No black Detroit historian Jamon Jordan (Jamon Jordan) said that the people of the Detroit City Council at that time. Jordan said that the city’s five-member housing committee had only one black member, and the black member soon resigned in protest.
In the 1960s, the black background was promoted to make way for Interstate 375.
Fast forward to today, Detroit and Michigan are planning to demolish Interstate 375 and convert it into a boulevard.But for many Detroit people, this project Already Nothing to do with past modifications.
PG Watkins (Black Bottom Archives), which records Detroit’s history, said that some residents welcome the relocation to make the neighborhood prosperous again, while others believe that the project is not the Black City of Detroit. (Black Detroit) proceed, but white residents may move in.
Watkins said: “A lot of people like,’We just need to be honest about why this is the case.”
Detroit City Councillor Mary Sheffield, representing the residential neighborhoods near I-375, described the project to CNN Business as an effort by planners to “attract a society that has not yet become a resident of the city. Class.”
Michigan State Senator Stephanie Chang surveyed the residents of most black communities near I-375 and found that most people did not want the highway to be demolished.
A spokesperson for the Michigan Department of Transportation, which is in charge of the project, told CNN that the project is not about gentrification, but about mobility.
Spokesperson Rob Morosi said: “This is a 60-year-old highway, outdated interchanges, outdated bridges and sidewalks, and find a way to consider the safety, operation and improved connectivity of all users. The right solution.”
He added that the department is cooperating with the Detroit city government, which has formulated plans and policies to address rising real estate values.
A spokesperson for Detroit Mayor Mike Duggan asked about any steps taken to ensure that the I-375 project would benefit nearby black residents who may be at risk of gentrification, which is not the case.
The mayor’s spokesperson, John Roach, said in an email: “The proposed 375 project does not involve the displacement of anyone. It involves the possible displacement of commuter highways due to ground roads.” “I don’t. Knowing that the inconvenience caused by commuters is a recognized form of gentrification.”
However, the Michigan Department of Transportation said that real estate prices and rents in residential areas close to I-375 may rise, indicating that the project may trigger gentrification. The spokesperson did not respond to a request for comment from the relevant department’s investigation results.

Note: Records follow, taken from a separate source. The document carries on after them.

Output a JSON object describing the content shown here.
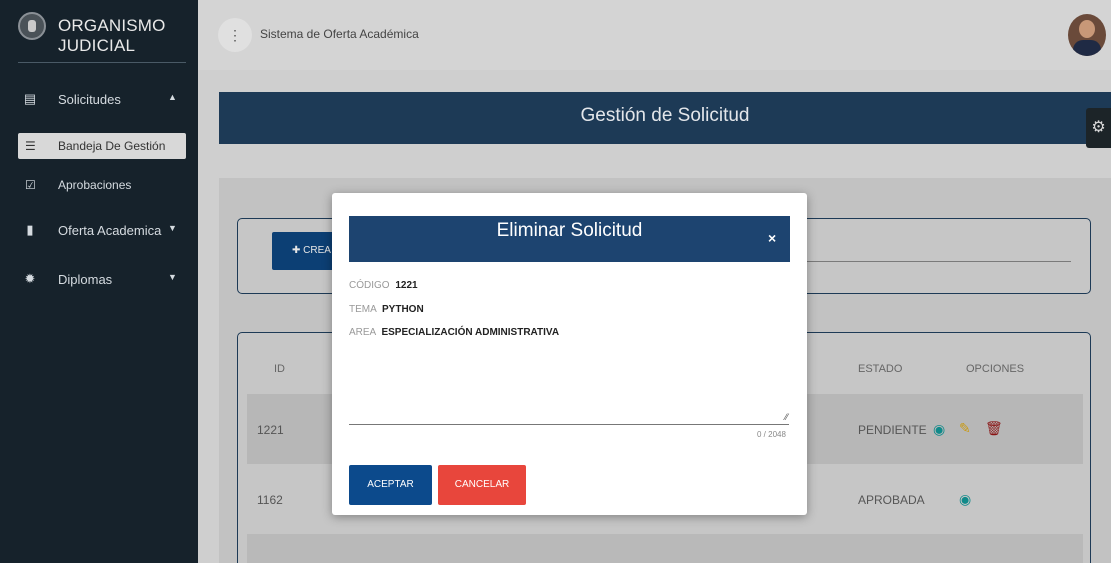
{
  "sidebar": {
    "brand": "ORGANISMO JUDICIAL",
    "items": [
      {
        "label": "Solicitudes",
        "icon": "list-icon"
      },
      {
        "label": "Bandeja De Gestión",
        "icon": "bullet-list-icon"
      },
      {
        "label": "Aprobaciones",
        "icon": "checkbox-icon"
      },
      {
        "label": "Oferta Academica",
        "icon": "book-icon"
      },
      {
        "label": "Diplomas",
        "icon": "seal-icon"
      }
    ]
  },
  "topbar": {
    "title": "Sistema de Oferta Académica",
    "menu_icon": "vertical-dots-icon"
  },
  "page": {
    "header": "Gestión de Solicitud",
    "create_label": "CREA"
  },
  "table": {
    "headers": {
      "id": "ID",
      "estado": "ESTADO",
      "opciones": "OPCIONES"
    },
    "rows": [
      {
        "id": "1221",
        "estado": "PENDIENTE"
      },
      {
        "id": "1162",
        "estado": "APROBADA"
      }
    ]
  },
  "modal": {
    "title": "Eliminar Solicitud",
    "close": "×",
    "fields": [
      {
        "label": "CÓDIGO",
        "value": "1221"
      },
      {
        "label": "TEMA",
        "value": "PYTHON"
      },
      {
        "label": "AREA",
        "value": "ESPECIALIZACIÓN ADMINISTRATIVA"
      }
    ],
    "counter": "0 / 2048",
    "accept": "ACEPTAR",
    "cancel": "CANCELAR"
  },
  "colors": {
    "sidebar": "#16222b",
    "header": "#1d3a56",
    "modal_header": "#1d4470",
    "accept": "#0c4a8c",
    "cancel": "#e8463c"
  }
}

Gentrification seems to be Buttigieg’s business, but how he resolves it is unclear.
In a statement to CNN Business, Buttigieg said: “There is a legacy of erroneous investment, while federal transportation policy missed opportunities and exacerbated racial and economic inequalities.” “We must pay attention to ongoing projects. These errors will not be repeated in .”

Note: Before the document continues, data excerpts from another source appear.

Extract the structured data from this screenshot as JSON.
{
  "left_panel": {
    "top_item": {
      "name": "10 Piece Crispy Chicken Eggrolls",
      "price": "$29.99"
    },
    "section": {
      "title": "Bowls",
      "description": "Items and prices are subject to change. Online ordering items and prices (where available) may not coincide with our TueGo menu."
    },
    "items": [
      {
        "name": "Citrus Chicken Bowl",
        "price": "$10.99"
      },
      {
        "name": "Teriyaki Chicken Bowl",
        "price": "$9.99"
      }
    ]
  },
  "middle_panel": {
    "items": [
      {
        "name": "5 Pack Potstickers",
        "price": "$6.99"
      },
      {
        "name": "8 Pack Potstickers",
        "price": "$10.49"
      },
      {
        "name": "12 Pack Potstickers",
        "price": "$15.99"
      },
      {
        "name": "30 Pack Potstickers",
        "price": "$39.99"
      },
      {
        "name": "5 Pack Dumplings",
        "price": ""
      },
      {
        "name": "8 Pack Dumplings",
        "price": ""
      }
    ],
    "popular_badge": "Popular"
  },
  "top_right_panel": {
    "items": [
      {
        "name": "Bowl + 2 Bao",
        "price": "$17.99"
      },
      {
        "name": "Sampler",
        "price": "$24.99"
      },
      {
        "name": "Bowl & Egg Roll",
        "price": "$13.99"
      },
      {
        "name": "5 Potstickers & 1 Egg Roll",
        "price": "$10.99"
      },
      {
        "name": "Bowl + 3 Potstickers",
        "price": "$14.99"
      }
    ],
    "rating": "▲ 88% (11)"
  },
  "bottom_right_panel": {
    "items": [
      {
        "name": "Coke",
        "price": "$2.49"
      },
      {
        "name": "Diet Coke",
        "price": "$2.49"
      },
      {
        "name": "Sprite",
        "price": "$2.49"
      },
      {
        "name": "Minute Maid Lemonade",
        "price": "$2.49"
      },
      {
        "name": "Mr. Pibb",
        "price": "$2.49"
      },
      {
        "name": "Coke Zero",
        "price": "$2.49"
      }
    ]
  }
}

Buttigieg declined to elaborate on the specific steps he recommends to prevent further damage to communities that have already been negatively affected by the road.
He will not say whether he will intervene and stop the I-49 project in Shreveport, which is awaiting approval from the federal government. But he said that a case-by-case evaluation of the projects in the pipeline is being conducted to determine whether the department can intervene to address the community’s concerns.
The Detroit historian Jordan found that when he gave a lecture tour, few people knew the history of black businesses and institutions in Detroit. He said that he had heard people say that “black people have messed up this city.” He believed that the city was great when Henry Ford was in Detroit, and everything was good until the blacks took over the city.
he Call on the government to engage with black businesses that were destroyed when the neighborhood was destroyed More than 60 years ago, so they can Among the beneficiaries of reconstruction.Jordan added that historical markers and Community centers should be established in new communities to educate people about the “black background”.
Jordan said: “There must be some understanding of what happened.” “This story must attract attention.”